Group level credible intervals hierarchical linear regression

I’ve written a couple PYMC3 hierarchical linear regressions, and I want to check my intuition around them and how credible intervals expand and contract at the group level when making predictions.

Data Generation

def build_toy_data_set():
    def calc_line(x_length, y_int, slope, noise):
        return y_int + np.log(np.arange(1, x_length)) * slope + np.random.normal(0, noise, len(np.arange(1,x_length)))
    
    def make_df(x_length, level_1, level_2, y_int, slope, noise):
        return pd.DataFrame({
                'level_1':level_1,
                'x':np.arange(1, x_length),
                'level_2':level_2,
                'y': calc_line(x_length, y_int, slope, noise)
            })
    df = pd.DataFrame()
    df = df.append(
        make_df(
            x_length=100,
            level_1=1, 
            level_2=0, 
            y_int=0.4, 
            slope=-0.05, 
            noise=0.04
        )
    )
    df = df.append(
        make_df(
            x_length=100,
            level_1=1, 
            level_2=1, 
            y_int=0.5, 
            slope=-0.1, 
            noise=0.5
        )
    )   
    df = df.append(
        make_df(
            x_length=100,
            level_1=1, 
            level_2=2, 
            y_int=0.2, 
            slope=-0.01, 
            noise=0.02
        )
    )
    df['x_log'] = np.log(df['x'])
    return df.reset_index(drop=True)

Here is what the data looks like for my run:
image

Right now level 1 is just ignored, and the model estimates parameters for level 2 only.

First Model

    level_2_count = len(df['level_2'].unique())
    with pm.Model() as model:
        mu_a = pm.Normal('mu_a', mu=0., sigma=1)
        sigma_a = pm.HalfCauchy('sigma_a', beta=5)
        mu_b = pm.Normal('mu_b', mu=0., sigma=1)
        sigma_b = pm.HalfCauchy('sigma_b', beta=5)
        
        y_int = pm.Normal('y_int', mu=0, sigma=1, shape=level_2_count)
        slope = pm.Normal('slope', mu=0, sigma=1, shape=level_2_count)
        eps = pm.HalfCauchy('eps', 1.)
        
        y = y_int[df['level_2'].values] + slope[df['level_2'].values]*df['x_log'].values
        y_like = pm.Normal('y_like', 
                           mu=y,
                           sigma=eps,
                           observed=df['y'])

When I predict with this model, this is what the ppc outputs look like:
image
image
image

It’s clear to me that the uncertainty isn’t being captured at the group level, so I decided to allow eps to vary by group:

Second Model

    level_2_count = len(df['level_2'].unique())
    with pm.Model() as model:
        mu_a = pm.Normal('mu_a', mu=0., sigma=1)
        sigma_a = pm.HalfCauchy('sigma_a', beta=5)
        mu_b = pm.Normal('mu_b', mu=0., sigma=1)
        sigma_b = pm.HalfCauchy('sigma_b', beta=5)
        
        y_int = pm.Normal('y_int', mu=0, sigma=1, shape=level_2_count)
        slope = pm.Normal('slope', mu=0, sigma=1, shape=level_2_count)
        eps = pm.HalfCauchy('eps', 1., shape=level_2_count)
        
        y = y_int[df['level_2'].values] + slope[df['level_2'].values]*df['x_log'].values
        y_like = pm.Normal('y_like', 
                           mu=y,
                           sigma=eps[df['level_2'].values],
                           observed=df['y'])

Which yields:
image
image
image

Which is great, however I’m not sure this is the right way to do this.
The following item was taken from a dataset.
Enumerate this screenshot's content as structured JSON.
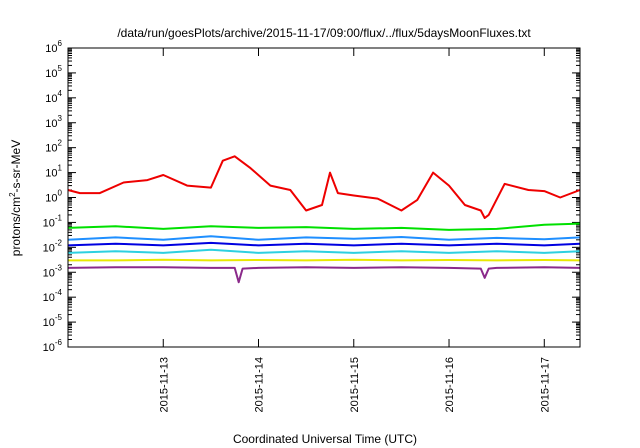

The reason I say that is because when I scale this up to my full dataset, the model takes FOREVER to fit. It also stalls out due to zero derivatives of RVs. For more context, my full data set is much noisier, and the groups are all of different sizes.

Any pointers would be greatly appreciate!

        mu_a = pm.Normal('mu_a', mu=0., sigma=1)
        sigma_a = pm.HalfCauchy('sigma_a', beta=5)
        mu_b = pm.Normal('mu_b', mu=0., sigma=1)
        sigma_b = pm.HalfCauchy('sigma_b', beta=5)

those aren’t used in your model, did you forget them when switching between centered and non-centered?

Shoot, copy and pasted the wrong model. Getting a working version now to illustrate my point, thank you for catching that!!